Maréchal feint d’abord l’éloge. Ceux qui doutaient des capacités du ministre sont renvoyés dans leurs buts : « M. Noulens s’est révélé comme un as, un véritable as du carreau de carreau des Halles ». Ce ton grandiloquent prépare le renversement ironique. Car ce que l’auteur admire vraiment, ce n’est pas tant l’efficacité économique que la ruse politique. La criée, explique-t-il, n’est rien d’autre qu’une soupape psychologique : elle permet au peuple, frustré par la vie chère, d’aller chaque matin « hurler à son aise » contre les marchands, de donner libre cours à sa colère, et, ce faisant, de se défouler sans renverser le pouvoir.
Le parallèle avec les craintes révolutionnaires est clair. En 1919, la France sort à peine de la guerre, l’inflation galope, la faim guette les plus modestes. Les autorités redoutent les mouvements sociaux, les pillages, voire une contagion bolchevique. Or, pour Maréchal, Noulens a trouvé le remède miracle : offrir un exutoire légal et bruyant. « Le peuple alors, écrit-il, est heureux, satisfait, épanoui… et le gosier enroué », trop occupé à crier pour songer à descendre dans la rue.
Le sarcasme est évident : le consommateur, calmé par ses hurlements, finit par accepter de payer « le triple de sa valeur » sans rouspéter. La dénonciation est double : d’un côté, elle vise les autorités qui se contentent de calmer les esprits sans s’attaquer aux causes réelles de la vie chère ; de l’autre, elle fustige la résignation populaire, qui se laisse berner par ces soupapes.
Ce texte est typique de la ligne du Canard dans l’immédiat après-guerre : mêler les petites décisions ministérielles à une satire plus large du système. Maréchal se moque des grands mots de la République, de ses ministres trop heureux de trouver des « trucs » pour éviter les révolutions, et d’un peuple réduit à hurler sur les marchés plutôt qu’à contester en profondeur.
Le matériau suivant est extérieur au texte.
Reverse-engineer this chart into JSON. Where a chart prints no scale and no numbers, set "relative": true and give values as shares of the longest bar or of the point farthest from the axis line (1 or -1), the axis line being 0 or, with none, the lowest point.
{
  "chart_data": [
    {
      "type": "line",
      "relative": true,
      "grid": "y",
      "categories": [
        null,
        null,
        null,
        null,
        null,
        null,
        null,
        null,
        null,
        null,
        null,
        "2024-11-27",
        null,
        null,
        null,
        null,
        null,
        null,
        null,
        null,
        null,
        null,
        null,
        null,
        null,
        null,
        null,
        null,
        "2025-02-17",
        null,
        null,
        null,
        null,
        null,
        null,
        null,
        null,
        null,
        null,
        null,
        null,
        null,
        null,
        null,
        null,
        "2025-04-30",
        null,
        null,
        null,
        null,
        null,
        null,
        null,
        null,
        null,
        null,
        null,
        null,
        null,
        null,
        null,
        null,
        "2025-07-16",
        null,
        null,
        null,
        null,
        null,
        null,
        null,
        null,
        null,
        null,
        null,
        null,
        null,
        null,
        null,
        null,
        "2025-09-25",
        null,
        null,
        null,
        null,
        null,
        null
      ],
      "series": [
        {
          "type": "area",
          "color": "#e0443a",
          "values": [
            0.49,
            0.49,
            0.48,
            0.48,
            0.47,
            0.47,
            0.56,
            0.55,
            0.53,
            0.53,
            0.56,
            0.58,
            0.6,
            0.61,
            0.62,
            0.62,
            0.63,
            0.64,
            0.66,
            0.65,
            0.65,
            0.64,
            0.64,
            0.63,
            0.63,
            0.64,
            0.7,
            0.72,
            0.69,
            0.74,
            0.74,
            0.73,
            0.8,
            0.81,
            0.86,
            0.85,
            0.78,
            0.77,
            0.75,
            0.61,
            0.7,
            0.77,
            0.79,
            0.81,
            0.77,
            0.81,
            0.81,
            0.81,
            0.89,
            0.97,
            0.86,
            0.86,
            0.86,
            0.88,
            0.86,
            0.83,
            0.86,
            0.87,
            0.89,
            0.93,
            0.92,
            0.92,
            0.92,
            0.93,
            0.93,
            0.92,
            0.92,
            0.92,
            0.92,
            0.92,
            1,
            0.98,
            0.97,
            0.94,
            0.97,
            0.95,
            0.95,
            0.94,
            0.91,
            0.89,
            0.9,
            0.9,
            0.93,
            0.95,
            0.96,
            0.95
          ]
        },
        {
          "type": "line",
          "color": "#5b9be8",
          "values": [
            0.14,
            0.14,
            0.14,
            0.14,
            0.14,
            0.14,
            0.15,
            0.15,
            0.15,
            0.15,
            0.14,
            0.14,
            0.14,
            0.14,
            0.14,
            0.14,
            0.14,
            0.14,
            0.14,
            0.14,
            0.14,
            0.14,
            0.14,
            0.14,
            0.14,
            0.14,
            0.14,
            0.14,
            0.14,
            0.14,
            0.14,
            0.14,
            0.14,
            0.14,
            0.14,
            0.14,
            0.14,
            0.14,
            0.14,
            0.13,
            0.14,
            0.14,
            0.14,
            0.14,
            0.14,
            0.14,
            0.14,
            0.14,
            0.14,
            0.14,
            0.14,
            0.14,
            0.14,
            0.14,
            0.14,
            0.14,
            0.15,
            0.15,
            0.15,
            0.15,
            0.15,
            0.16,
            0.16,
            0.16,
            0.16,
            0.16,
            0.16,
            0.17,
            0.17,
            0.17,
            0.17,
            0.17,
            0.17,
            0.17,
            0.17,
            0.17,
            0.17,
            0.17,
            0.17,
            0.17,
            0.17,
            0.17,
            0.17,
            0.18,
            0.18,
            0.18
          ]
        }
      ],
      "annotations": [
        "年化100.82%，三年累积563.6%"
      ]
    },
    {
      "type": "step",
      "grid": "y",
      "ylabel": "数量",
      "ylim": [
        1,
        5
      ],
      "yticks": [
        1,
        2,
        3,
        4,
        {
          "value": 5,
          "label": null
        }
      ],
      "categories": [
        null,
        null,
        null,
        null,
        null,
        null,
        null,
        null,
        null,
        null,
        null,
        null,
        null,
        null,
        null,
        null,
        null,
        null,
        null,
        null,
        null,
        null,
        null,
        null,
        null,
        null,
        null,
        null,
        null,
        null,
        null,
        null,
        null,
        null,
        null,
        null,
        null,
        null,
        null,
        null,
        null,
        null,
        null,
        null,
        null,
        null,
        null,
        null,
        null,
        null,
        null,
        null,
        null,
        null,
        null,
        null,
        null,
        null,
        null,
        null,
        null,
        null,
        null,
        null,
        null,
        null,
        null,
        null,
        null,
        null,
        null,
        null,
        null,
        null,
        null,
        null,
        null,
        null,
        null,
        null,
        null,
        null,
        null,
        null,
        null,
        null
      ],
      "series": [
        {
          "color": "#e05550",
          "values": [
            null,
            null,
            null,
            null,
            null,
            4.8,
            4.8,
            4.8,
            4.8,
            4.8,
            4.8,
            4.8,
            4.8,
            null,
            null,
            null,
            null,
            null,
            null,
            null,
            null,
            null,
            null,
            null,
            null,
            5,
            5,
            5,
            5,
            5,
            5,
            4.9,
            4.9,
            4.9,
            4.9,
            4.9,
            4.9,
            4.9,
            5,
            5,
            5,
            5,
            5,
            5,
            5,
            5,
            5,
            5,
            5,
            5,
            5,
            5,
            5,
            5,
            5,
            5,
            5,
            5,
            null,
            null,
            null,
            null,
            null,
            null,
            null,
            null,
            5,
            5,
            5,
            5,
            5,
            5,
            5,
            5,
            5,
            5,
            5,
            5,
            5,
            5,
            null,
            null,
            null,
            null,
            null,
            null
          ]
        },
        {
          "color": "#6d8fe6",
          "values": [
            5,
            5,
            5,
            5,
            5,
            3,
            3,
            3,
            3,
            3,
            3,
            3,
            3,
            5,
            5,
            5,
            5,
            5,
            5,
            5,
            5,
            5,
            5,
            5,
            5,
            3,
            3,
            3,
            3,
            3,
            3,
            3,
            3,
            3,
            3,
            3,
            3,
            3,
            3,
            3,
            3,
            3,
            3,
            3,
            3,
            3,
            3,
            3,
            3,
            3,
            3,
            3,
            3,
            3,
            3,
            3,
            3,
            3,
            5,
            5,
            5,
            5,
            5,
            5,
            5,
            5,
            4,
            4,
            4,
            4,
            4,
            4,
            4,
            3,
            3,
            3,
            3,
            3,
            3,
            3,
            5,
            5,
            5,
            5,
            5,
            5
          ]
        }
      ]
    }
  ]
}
En somme, « Bravo, Noulens ! » n’est pas seulement une chronique sur le ravitaillement parisien. C’est une parabole sur le pouvoir : celui-ci ne nourrit pas les ventres, mais offre aux gorges l’occasion de s’époumoner. Et tant que le peuple crie, il ne renverse pas. Satire toujours actuelle d’un art politique consistant à détourner la colère, plutôt qu’à résoudre les injustices.